English influencer (born 1973)

John Fisher (born 16 October 1973), known by the nicknames "Big John" and "the Boshfather", is an English social media personality. The father of boxer Johnny Fisher, he has amassed a following on social media for his meal reviews, particularly of Chinese food, as well as his catchphrase "BOSH!" at the end of videos.

== Biography ==
Born on 16 October 1973, Fisher was raised in Romford. He previously owned a cheese wholesale business. He boxed at an amateur level in his youth, and was a football coach at local side Romford Royals F.C., where he coached professional footballer Aji Alese. Fisher is married to Charlotte, who he met in the Hollywood nightclub in Romford as a teenager. The couple have four children, including boxer Johnny Fisher, and three dogs. He is a supporter of football club Luton Town and regularly attends their matches.

Fisher began posting on social media in 2022, after a video of him that his son posted went viral. His large Chinese takeaway orders and catchphrase "BOSH!" saw him gain a large following on social media, with his followers being known as "Boshsoldiers". Fisher has done marketing campaigns for Currys, where he reviewed Bosch electronics, and for the Fray Bentos brand of food products. He has over 690,000 followers on Instagram as of December 2025. In October 2025, Zia Yusuf, former chairman of Reform UK, called out Fisher in a social media post, accusing him of being used for "propaganda" by "the media"; Fisher responded by calling Yusuf "out of touch" and saying that he had planned to vote for Reform UK at the next general election, but would no longer do so.

As a public figure associated with Chinese food, Fisher has spoken out against racism against Chinese people. After the Dragon House Chinese takeaway in York was vandalised with racist graffiti, Fisher condemned the attack on social media and said he would visit the takeaway, which he did in October 2025. In September 2025, Fisher appeared on the BBC programme Newsnight, where he discussed Operation Raise the Colours, describing himself as a "proud Englishman" and that he understood why flags were being raised, but saying that there was intermittently an "isolated incident that isn't good".

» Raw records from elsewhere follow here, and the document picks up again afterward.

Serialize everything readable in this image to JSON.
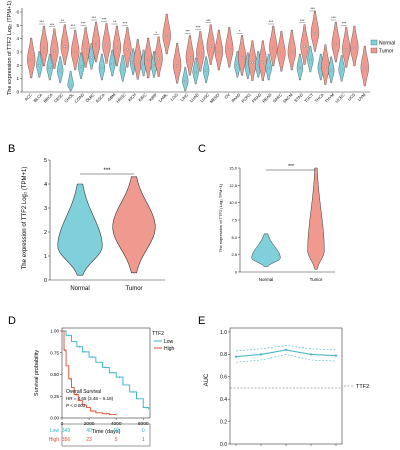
{
  "colors": {
    "normal": "#7fd0db",
    "tumor": "#f09a8f",
    "axis": "#333333",
    "km_low": "#2fb3c6",
    "km_high": "#e24a33",
    "auc_line": "#4fb7c7"
  },
  "panels": {
    "A": {
      "letter": "A"
    },
    "B": {
      "letter": "B"
    },
    "C": {
      "letter": "C"
    },
    "D": {
      "letter": "D"
    },
    "E": {
      "letter": "E"
    }
  },
  "chart_data": [
    {
      "id": "A",
      "type": "violin",
      "ylabel": "The expression of TTF2 Log₂ (TPM+1)",
      "legend": {
        "position": "right",
        "entries": [
          "Normal",
          "Tumor"
        ]
      },
      "yticks": [
        "0",
        "1",
        "2",
        "3",
        "4",
        "5",
        "6"
      ],
      "ylim": [
        0,
        6
      ],
      "categories": [
        "ACC",
        "BLCA",
        "BRCA",
        "CESC",
        "CHOL",
        "COAD",
        "DLBC",
        "ESCA",
        "GBM",
        "HNSC",
        "KICH",
        "KIRC",
        "KIRP",
        "LAML",
        "LGG",
        "LIHC",
        "LUAD",
        "LUSC",
        "MESO",
        "OV",
        "PAAD",
        "PCPG",
        "PRAD",
        "READ",
        "SARC",
        "SKCM",
        "STAD",
        "TGCT",
        "THCA",
        "THYM",
        "UCEC",
        "UCS",
        "UVM"
      ],
      "groups": [
        {
          "cat": "ACC",
          "sig": "",
          "normal": null,
          "tumor": 2.4
        },
        {
          "cat": "BLCA",
          "sig": "***",
          "normal": 2.0,
          "tumor": 3.3
        },
        {
          "cat": "BRCA",
          "sig": "***",
          "normal": 1.8,
          "tumor": 3.1
        },
        {
          "cat": "CESC",
          "sig": "**",
          "normal": 1.6,
          "tumor": 3.4
        },
        {
          "cat": "CHOL",
          "sig": "***",
          "normal": 0.5,
          "tumor": 3.0
        },
        {
          "cat": "COAD",
          "sig": "***",
          "normal": 1.9,
          "tumor": 3.2
        },
        {
          "cat": "DLBC",
          "sig": "***",
          "normal": 2.6,
          "tumor": 3.6
        },
        {
          "cat": "ESCA",
          "sig": "***",
          "normal": 1.8,
          "tumor": 3.5
        },
        {
          "cat": "GBM",
          "sig": "**",
          "normal": 2.1,
          "tumor": 3.3
        },
        {
          "cat": "HNSC",
          "sig": "***",
          "normal": 1.7,
          "tumor": 3.2
        },
        {
          "cat": "KICH",
          "sig": "",
          "normal": 2.2,
          "tumor": 2.3
        },
        {
          "cat": "KIRC",
          "sig": "",
          "normal": 2.1,
          "tumor": 2.4
        },
        {
          "cat": "KIRP",
          "sig": "*",
          "normal": 2.0,
          "tumor": 2.5
        },
        {
          "cat": "LAML",
          "sig": "",
          "normal": null,
          "tumor": 4.2
        },
        {
          "cat": "LGG",
          "sig": "",
          "normal": null,
          "tumor": 2.0
        },
        {
          "cat": "LIHC",
          "sig": "***",
          "normal": 0.8,
          "tumor": 2.6
        },
        {
          "cat": "LUAD",
          "sig": "***",
          "normal": 1.5,
          "tumor": 2.9
        },
        {
          "cat": "LUSC",
          "sig": "***",
          "normal": 1.6,
          "tumor": 3.4
        },
        {
          "cat": "MESO",
          "sig": "",
          "normal": null,
          "tumor": 3.0
        },
        {
          "cat": "OV",
          "sig": "",
          "normal": null,
          "tumor": 3.2
        },
        {
          "cat": "PAAD",
          "sig": "*",
          "normal": 2.0,
          "tumor": 2.6
        },
        {
          "cat": "PCPG",
          "sig": "",
          "normal": 1.9,
          "tumor": 2.2
        },
        {
          "cat": "PRAD",
          "sig": "",
          "normal": 2.0,
          "tumor": 2.2
        },
        {
          "cat": "READ",
          "sig": "***",
          "normal": 1.8,
          "tumor": 3.3
        },
        {
          "cat": "SARC",
          "sig": "",
          "normal": null,
          "tumor": 2.9
        },
        {
          "cat": "SKCM",
          "sig": "",
          "normal": null,
          "tumor": 3.0
        },
        {
          "cat": "STAD",
          "sig": "***",
          "normal": 1.8,
          "tumor": 3.4
        },
        {
          "cat": "TGCT",
          "sig": "***",
          "normal": 2.4,
          "tumor": 4.4
        },
        {
          "cat": "THCA",
          "sig": "",
          "normal": 1.8,
          "tumor": 1.9
        },
        {
          "cat": "THYM",
          "sig": "***",
          "normal": 1.6,
          "tumor": 3.6
        },
        {
          "cat": "UCEC",
          "sig": "***",
          "normal": 1.7,
          "tumor": 3.2
        },
        {
          "cat": "UCS",
          "sig": "",
          "normal": null,
          "tumor": 3.3
        },
        {
          "cat": "UVM",
          "sig": "",
          "normal": null,
          "tumor": 1.8
        }
      ]
    },
    {
      "id": "B",
      "type": "violin",
      "ylabel": "The expression of TTF2 Log₂ (TPM+1)",
      "yticks": [
        "0",
        "1",
        "2",
        "3",
        "4",
        "5"
      ],
      "ylim": [
        0,
        5
      ],
      "categories": [
        "Normal",
        "Tumor"
      ],
      "median": [
        1.4,
        2.2
      ],
      "range": [
        [
          0.2,
          4.0
        ],
        [
          0.3,
          4.3
        ]
      ],
      "sig": "***"
    },
    {
      "id": "C",
      "type": "violin",
      "ylabel": "The expression of TTF2 (Log₂ TPM+1)",
      "yticks": [
        "0",
        "2.5",
        "5.0",
        "7.5",
        "10.0",
        "12.5",
        "15.0"
      ],
      "ylim": [
        0,
        15
      ],
      "categories": [
        "Normal",
        "Tumor"
      ],
      "median": [
        2.0,
        3.0
      ],
      "range": [
        [
          0.8,
          5.5
        ],
        [
          0.4,
          15.0
        ]
      ],
      "sig": "***"
    },
    {
      "id": "D",
      "type": "line",
      "ylabel": "Survival probability",
      "xlabel": "Time (days)",
      "xticks": [
        "0",
        "2000",
        "4000",
        "6000"
      ],
      "yticks": [
        "0.00",
        "0.25",
        "0.50",
        "0.75",
        "1.00"
      ],
      "xlim": [
        0,
        6500
      ],
      "ylim": [
        0,
        1
      ],
      "legend": {
        "title": "TTF2",
        "entries": [
          "Low",
          "High"
        ]
      },
      "annotations": [
        "Overall Survival",
        "HR = 4.65 (3.48 – 6.18)",
        "P < 0.001"
      ],
      "series": [
        {
          "name": "Low",
          "x": [
            0,
            300,
            700,
            1100,
            1500,
            2000,
            2500,
            3000,
            3500,
            4000,
            4500,
            5000,
            5500,
            6000,
            6400
          ],
          "y": [
            1.0,
            0.95,
            0.88,
            0.82,
            0.76,
            0.7,
            0.64,
            0.58,
            0.52,
            0.47,
            0.38,
            0.3,
            0.22,
            0.12,
            0.1
          ]
        },
        {
          "name": "High",
          "x": [
            0,
            150,
            300,
            500,
            700,
            900,
            1200,
            1500,
            1800,
            2100,
            2500,
            3000,
            3500,
            4000
          ],
          "y": [
            1.0,
            0.78,
            0.6,
            0.45,
            0.35,
            0.27,
            0.2,
            0.15,
            0.12,
            0.08,
            0.06,
            0.05,
            0.04,
            0.04
          ]
        }
      ],
      "risk_table": {
        "rows": [
          {
            "label": "Low",
            "values": [
              "349",
              "40",
              "10",
              "0"
            ]
          },
          {
            "label": "High",
            "values": [
              "356",
              "23",
              "5",
              "1"
            ]
          }
        ]
      }
    },
    {
      "id": "E",
      "type": "line",
      "ylabel": "AUC",
      "yticks": [
        "0.0",
        "0.2",
        "0.4",
        "0.6",
        "0.8",
        "1.0"
      ],
      "ylim": [
        0,
        1
      ],
      "legend": {
        "entries": [
          "TTF2"
        ]
      },
      "x": [
        1,
        2,
        3,
        4,
        5
      ],
      "series": [
        {
          "name": "TTF2",
          "values": [
            0.78,
            0.8,
            0.84,
            0.8,
            0.79
          ],
          "upper": [
            0.83,
            0.85,
            0.88,
            0.85,
            0.84
          ],
          "lower": [
            0.73,
            0.75,
            0.8,
            0.75,
            0.74
          ]
        }
      ],
      "reference": 0.5
    }
  ]
}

In October 2025, Fisher was due to make appearances in the Australian cities of Perth and Sydney, at Ascot Racecourse and Hillary's Beach Club respectively, but due to a visa issue he was detained in a deportation hotel. It was reported that Fisher had been travelling on a tourist visa, which would not have allowed him to make promotional appearances. He was deported from the country on 16 October. On social media, Fisher criticised the handling of his situation by border control, saying he had been "treated like a criminal".